3. Same issue in opposite side. PC stupidly uses TV output even if TV is off. If you want to use the PC without TV, you gotta disable TV output. What's that, you can't see display menu so you can do this? Yeah because that menu showed up on your TV that is off, since it's set as primary display, which is needed for games to launch on that screen.

For first issue, you gotta walk to your PC to turn it on, login and launch game. For 2) and 3), it's easiest to plug in cable in TV when you need to and plug it out when you are done.

I don't know why there isn't a consumer product yet solving this without hassle.

c-hendricks1 day ago
You're not wrong but those aren't insurmountable. Of course the Steam Box is a better experience, but I built a remote starter for my PC and a dumb little Go program to switch the displays and disable some devices.

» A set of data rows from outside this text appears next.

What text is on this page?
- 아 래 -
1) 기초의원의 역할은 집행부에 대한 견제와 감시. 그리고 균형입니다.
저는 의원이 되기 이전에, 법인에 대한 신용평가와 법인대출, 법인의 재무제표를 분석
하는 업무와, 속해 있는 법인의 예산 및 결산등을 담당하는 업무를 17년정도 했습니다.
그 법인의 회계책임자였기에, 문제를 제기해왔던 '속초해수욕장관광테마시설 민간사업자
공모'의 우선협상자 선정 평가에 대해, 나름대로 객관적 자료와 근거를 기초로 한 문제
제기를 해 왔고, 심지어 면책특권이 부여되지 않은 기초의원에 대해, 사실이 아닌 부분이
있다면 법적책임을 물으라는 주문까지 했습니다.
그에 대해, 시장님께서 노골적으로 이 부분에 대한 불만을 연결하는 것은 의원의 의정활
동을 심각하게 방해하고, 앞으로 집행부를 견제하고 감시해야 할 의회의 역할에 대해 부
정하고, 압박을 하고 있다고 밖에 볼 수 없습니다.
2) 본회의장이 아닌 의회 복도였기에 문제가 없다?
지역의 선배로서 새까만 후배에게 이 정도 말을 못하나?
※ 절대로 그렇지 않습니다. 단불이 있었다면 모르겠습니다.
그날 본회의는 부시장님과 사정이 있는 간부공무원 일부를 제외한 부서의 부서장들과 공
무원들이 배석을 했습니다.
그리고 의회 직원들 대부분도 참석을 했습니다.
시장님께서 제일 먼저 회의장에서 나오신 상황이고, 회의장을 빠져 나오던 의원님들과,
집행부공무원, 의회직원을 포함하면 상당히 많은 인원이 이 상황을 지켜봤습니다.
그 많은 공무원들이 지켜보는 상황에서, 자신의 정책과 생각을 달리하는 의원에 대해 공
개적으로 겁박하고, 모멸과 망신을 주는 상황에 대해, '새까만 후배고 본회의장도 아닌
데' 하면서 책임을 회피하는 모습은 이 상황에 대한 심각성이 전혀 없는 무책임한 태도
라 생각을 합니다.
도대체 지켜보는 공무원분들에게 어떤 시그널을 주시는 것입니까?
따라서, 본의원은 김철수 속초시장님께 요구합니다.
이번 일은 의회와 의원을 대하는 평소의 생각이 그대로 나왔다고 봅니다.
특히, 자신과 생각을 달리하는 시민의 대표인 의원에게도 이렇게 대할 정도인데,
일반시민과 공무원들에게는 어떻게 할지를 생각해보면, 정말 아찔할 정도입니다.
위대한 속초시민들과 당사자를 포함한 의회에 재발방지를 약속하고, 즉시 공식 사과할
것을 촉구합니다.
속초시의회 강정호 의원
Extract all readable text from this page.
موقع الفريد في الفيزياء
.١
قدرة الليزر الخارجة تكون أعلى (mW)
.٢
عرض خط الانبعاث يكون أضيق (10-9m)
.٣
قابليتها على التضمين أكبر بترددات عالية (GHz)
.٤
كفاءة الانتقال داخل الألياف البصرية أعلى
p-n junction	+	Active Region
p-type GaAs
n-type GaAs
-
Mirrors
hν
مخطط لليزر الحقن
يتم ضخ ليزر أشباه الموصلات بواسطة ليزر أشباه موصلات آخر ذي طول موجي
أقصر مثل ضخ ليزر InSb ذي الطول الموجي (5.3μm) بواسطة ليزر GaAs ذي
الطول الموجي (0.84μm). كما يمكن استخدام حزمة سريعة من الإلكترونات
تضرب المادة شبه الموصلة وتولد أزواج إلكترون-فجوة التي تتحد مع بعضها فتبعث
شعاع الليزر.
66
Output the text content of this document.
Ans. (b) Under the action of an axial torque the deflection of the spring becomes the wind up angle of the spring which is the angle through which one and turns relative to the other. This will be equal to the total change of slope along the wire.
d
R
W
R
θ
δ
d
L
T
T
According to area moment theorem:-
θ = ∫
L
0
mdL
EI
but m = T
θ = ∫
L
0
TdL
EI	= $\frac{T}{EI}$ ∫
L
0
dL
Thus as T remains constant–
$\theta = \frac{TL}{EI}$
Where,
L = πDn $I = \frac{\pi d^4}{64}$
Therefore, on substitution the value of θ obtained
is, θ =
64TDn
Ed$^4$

End result is I tap maybe two shortcuts on my phone and the computer is on and switched to the TV.

gadelat1 day ago
Do you have a script which bypasses login screen and switches input on TV too? I don't think so. Anyways my problem is that it takes a programmer to solve this even partially.
intrikateabout 23 hours ago
Autologin is trivial to set up on most operating systems. There are solutions for using CEC to control your television as well. I'm not a programmer, but I was able to set this up with minimal issue.

If you don't want to have to solve these problems, that's fine, but please don't parade around as if these are insurmountable, unsolvable problems.

c-hendricks1 day ago
Nah it's still a dance to get the TV input switched that's a good point.